Relationships Matter Most
The other thing he is most proud of? A long history of working with students at the universities his company represented.
“I take great pride in how many students we trained and how many different universities in which we had relationships,” Host said.
Ironically, an industry leader in sports marketing today, Vince Thompson, clearly remembers Host from his college job in the sports information office at Auburn University.

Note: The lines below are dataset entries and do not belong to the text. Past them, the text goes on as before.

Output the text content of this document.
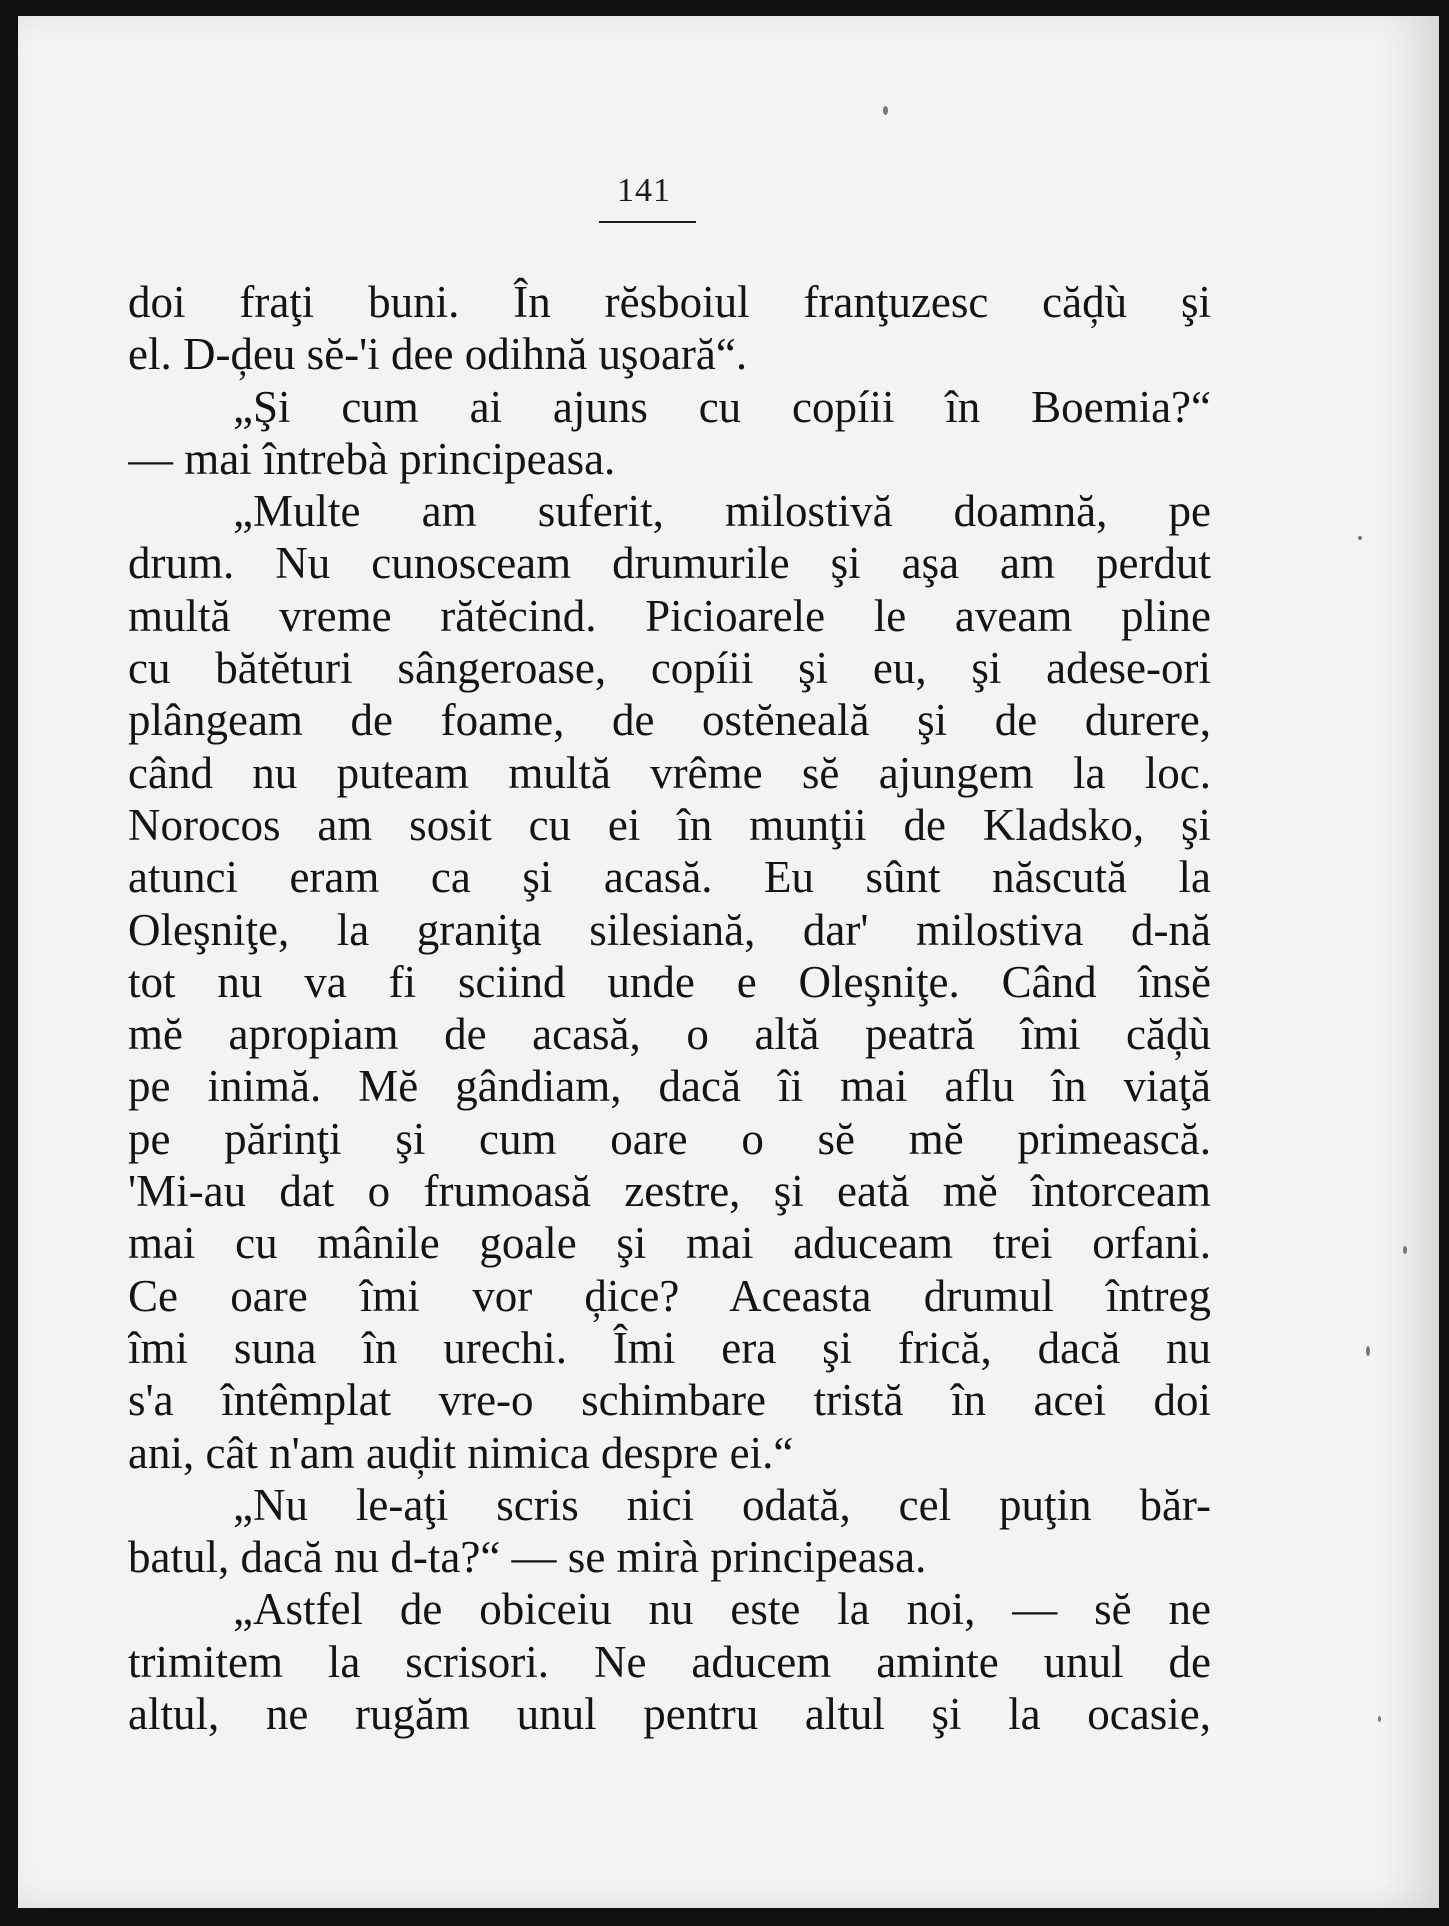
141
doi fraţi buni. În rĕsboiul franţuzesc căḑù şi
el. D-ḑeu sĕ-'i dee odihnă uşoară“.
„Şi cum ai ajuns cu copíii în Boemia?“
— mai întrebà principeasa.
„Multe am suferit, milostivă doamnă, pe
drum. Nu cunosceam drumurile şi aşa am perdut
multă vreme rătĕcind. Picioarele le aveam pline
cu bătĕturi sângeroase, copíii şi eu, şi adese-ori
plângeam de foame, de ostĕneală şi de durere,
când nu puteam multă vrême sĕ ajungem la loc.
Norocos am sosit cu ei în munţii de Kladsko, şi
atunci eram ca şi acasă. Eu sûnt născută la
Oleşniţe, la graniţa silesiană, dar' milostiva d-nă
tot nu va fi sciind unde e Oleşniţe. Când însĕ
mĕ apropiam de acasă, o altă peatră îmi căḑù
pe inimă. Mĕ gândiam, dacă îi mai aflu în viaţă
pe părinţi şi cum oare o sĕ mĕ primească.
'Mi-au dat o frumoasă zestre, şi eată mĕ întorceam
mai cu mânile goale şi mai aduceam trei orfani.
Ce oare îmi vor ḑice? Aceasta drumul întreg
îmi suna în urechi. Îmi era şi frică, dacă nu
s'a întêmplat vre-o schimbare tristă în acei doi
ani, cât n'am auḑit nimica despre ei.“
„Nu le-aţi scris nici odată, cel puţin băr-
batul, dacă nu d-ta?“ — se mirà principeasa.
„Astfel de obiceiu nu este la noi, — sĕ ne
trimitem la scrisori. Ne aducem aminte unul de
altul, ne rugăm unul pentru altul şi la ocasie,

“I got to learn and observe from a master,” said Thompson, CEO of MELT, a sports and entertainment marketing firm in Atlanta. “I went from wanting to be a sports writer to developing a passion for sports marketing. He was the axis of my career path, and he doesn’t even know it. That is the mark of a pioneer.”
Despite being known as a trailblazer, despite the accolades and accomplishments, despite the numerous awards adorning the walls of his office, when Host reflects on his career, he says the thing he treasures most isn’t a thing at all. It’s the people.
“The memories of all the great broadcasters I’ve worked with, all the great people and coaches that I’ve met, all of the relationships that I’ve developed over the years have meant more than whatever little money I have,” Host said.
It is a lesson he has successfully passed along to others.
“Jim has taught me so much,” Vecchione said, “but what I have passed down to my children is the value and importance of interpersonal relationships. At the end of the day, no matter how technologically advanced the world becomes, people do business with people.”
That is why, when you ask former colleagues and friends to talk about Jim Host, their descriptions go beyond his career milestones.
“He’s a great human being, a great Kentuckian, a great friend, a great husband, a great father, and a great leader,” said former SEC Commissioner Mike Slive. “The great state of Kentucky can have no finer representative than Jim Host.”